Hi I have written an application which will use DOM parser to parse a small XML file.I receive XML webservice output from a remote CRM server, now i take this XML string, write it to a file, and parse it using DOM parser inorder to retreive content within this XML.Whilst doing this i get the following error
java.io.UTFDataFormatException: Invalid byte 1 of 1-byte UTF-8 sequence. at org.apache.xerces.impl.io.UTF8Reader.invalidByte(Unknown Source) at org.apache.xerces.impl.io.UTF8Reader.read(Unknown Source) at org.apache.xerces.impl.XMLEntityScanner.load(Unknown Source) at org.apache.xerces.impl.XMLEntityScanner.peekChar(Unknown Source) at org.apache.xerces.impl.XMLDocumentFragmentScannerImpl.scanCDATASection(Unknown Source) at org.apache.xerces.impl.XMLDocumentFragmentScannerImpl$FragmentContentDispatcher.dispatch(Unknown Source) at org.apache.xerces.impl.XMLDocumentFragmentScannerImpl.scanDocument(Unknown Source) at org.apache.xerces.parsers.XML11Configuration.parse(Unknown Source) at org.apache.xerces.parsers.XML11Configuration.parse(Unknown Source) at org.apache.xerces.parsers.XMLParser.parse(Unknown Source) at org.apache.xerces.parsers.DOMParser.parse(Unknown Source) at org.apache.xerces.jaxp.DocumentBuilderImpl.parse(Unknown Source) at javax.xml.parsers.DocumentBuilder.parse(DocumentBuilder.java:172) at com.supportap.blp.ParserUtil.parseXMLContent(ParserUtil.java:128) at com.supportap.blp.ParserUtil.main(ParserUtil.java:176)
Certain XML results received from CRM server parse without any errors, while some show the above exception, which means some the XML contents contain certain unacceptable characters which causes the parser to throw an acception, or maybe its some UTF8 encoding problem.What should i do in such a situation , is there is a function which can remove these illegal character within the XML , or is there a way where i can set the correct encoding type?PLEASE HELP.
The soul is dyed the color of its thoughts. Think only on those things that are in line with your principles and can bear the light of day. The content of your character is your choice. Day by day, what you do is who you become. Your integrity is your destiny - it is the light that guides your way. - Heraclitus
Well, there are a lot of places that the encoding might have gotten screwed up along the way here.

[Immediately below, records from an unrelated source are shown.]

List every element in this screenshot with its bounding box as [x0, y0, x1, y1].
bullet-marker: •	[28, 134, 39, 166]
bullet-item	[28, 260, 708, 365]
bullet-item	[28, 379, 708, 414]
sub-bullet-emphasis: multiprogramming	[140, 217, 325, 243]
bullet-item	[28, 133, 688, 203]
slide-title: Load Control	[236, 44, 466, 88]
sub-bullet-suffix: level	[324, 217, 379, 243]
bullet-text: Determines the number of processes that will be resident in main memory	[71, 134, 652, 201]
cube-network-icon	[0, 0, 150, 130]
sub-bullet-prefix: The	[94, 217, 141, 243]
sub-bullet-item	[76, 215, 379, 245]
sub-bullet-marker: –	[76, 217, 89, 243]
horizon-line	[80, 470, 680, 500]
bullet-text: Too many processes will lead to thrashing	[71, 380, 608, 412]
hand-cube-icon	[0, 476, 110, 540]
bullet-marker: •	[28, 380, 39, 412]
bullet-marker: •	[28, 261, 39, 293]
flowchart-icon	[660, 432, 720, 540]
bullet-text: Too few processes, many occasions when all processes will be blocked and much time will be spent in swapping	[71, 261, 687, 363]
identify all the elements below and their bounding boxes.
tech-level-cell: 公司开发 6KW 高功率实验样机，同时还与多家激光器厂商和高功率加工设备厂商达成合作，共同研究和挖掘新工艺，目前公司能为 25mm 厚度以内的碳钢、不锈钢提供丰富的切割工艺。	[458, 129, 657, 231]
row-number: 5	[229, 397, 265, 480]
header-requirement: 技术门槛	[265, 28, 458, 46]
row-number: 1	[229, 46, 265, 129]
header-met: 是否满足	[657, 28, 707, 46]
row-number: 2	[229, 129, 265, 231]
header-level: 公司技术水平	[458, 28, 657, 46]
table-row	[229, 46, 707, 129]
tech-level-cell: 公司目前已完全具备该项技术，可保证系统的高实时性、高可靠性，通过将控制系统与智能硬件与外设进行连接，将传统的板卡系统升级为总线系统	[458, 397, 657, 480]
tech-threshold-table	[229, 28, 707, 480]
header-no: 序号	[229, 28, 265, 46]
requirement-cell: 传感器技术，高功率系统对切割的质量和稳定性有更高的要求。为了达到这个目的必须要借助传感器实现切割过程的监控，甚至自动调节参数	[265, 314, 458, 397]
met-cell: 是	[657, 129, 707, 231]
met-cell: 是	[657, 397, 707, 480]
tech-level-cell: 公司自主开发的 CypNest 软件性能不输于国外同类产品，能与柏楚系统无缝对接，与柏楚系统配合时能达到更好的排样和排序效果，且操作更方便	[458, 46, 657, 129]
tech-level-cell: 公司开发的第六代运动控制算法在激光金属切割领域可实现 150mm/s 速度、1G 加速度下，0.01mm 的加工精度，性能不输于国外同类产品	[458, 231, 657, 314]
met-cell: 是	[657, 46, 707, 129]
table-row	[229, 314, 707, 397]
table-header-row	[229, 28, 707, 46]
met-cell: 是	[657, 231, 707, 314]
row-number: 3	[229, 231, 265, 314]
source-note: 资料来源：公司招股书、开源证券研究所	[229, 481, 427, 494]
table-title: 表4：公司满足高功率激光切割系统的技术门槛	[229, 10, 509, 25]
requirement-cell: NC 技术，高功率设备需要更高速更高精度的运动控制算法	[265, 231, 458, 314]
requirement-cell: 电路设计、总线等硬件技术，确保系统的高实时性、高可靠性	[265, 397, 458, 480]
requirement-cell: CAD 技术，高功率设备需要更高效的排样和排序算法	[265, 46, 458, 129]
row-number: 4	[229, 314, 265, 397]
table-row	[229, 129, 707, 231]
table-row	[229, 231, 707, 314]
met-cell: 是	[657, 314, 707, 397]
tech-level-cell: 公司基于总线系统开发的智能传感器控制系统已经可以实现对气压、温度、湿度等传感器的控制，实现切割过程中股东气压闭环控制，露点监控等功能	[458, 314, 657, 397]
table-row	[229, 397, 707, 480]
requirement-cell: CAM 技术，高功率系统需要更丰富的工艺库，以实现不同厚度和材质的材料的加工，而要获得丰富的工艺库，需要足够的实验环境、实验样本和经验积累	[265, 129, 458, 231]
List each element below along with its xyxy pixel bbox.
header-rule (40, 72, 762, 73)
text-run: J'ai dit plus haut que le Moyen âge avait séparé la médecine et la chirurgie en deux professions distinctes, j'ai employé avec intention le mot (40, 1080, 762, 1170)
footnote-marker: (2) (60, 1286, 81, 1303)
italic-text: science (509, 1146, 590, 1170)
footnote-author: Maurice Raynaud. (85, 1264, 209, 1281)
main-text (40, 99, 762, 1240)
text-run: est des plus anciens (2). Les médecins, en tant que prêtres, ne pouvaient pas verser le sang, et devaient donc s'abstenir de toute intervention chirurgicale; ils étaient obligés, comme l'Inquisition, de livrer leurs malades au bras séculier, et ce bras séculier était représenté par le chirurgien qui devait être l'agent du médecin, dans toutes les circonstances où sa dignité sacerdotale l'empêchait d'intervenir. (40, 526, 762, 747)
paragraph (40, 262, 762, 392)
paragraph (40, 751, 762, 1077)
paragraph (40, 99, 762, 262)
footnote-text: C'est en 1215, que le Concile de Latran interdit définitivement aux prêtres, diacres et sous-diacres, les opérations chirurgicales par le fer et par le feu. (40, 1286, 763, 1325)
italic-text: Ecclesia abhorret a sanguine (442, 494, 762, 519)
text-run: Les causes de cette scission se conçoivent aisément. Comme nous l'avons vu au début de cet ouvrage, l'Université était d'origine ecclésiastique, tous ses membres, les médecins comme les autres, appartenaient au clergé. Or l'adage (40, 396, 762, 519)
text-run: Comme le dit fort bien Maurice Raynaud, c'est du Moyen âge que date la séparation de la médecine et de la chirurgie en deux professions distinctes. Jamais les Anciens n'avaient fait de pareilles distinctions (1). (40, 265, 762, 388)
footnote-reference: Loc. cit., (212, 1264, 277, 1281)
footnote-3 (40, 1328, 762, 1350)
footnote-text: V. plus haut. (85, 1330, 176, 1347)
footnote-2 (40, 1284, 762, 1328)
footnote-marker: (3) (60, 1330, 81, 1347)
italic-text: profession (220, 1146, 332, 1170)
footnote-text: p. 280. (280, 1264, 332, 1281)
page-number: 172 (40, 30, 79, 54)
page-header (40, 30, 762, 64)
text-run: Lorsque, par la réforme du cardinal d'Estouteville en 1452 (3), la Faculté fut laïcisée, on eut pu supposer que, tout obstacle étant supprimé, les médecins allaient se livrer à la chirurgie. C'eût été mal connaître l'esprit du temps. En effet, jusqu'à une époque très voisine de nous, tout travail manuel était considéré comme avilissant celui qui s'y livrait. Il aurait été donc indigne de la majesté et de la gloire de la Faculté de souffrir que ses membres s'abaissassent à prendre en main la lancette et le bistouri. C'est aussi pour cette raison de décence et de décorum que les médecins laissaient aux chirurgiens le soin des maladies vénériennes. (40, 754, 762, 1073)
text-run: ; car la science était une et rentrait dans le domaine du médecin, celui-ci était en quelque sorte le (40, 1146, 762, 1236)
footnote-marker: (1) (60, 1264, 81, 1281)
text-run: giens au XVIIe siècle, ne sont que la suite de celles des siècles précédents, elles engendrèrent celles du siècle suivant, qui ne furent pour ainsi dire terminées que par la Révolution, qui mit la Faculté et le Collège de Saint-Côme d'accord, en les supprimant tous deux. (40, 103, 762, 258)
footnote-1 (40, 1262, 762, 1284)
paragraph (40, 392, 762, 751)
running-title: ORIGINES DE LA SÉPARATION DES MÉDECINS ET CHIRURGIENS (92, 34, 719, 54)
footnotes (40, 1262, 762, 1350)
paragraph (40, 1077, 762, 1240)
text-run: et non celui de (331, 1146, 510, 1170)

It might have been invalid in the first place, or the bytes might have been transferred incorrectly, or there might be a problem with how it's being parsed. However I'm going to guess that the last one is the least likely - an XML file should say what encoding it's in, and xerces probably isn't going to screw up parsing UTF-8. Most likely, the encoding was invalid when you got it, or it was screwed up in transfer. Can you show the code you used to write the file?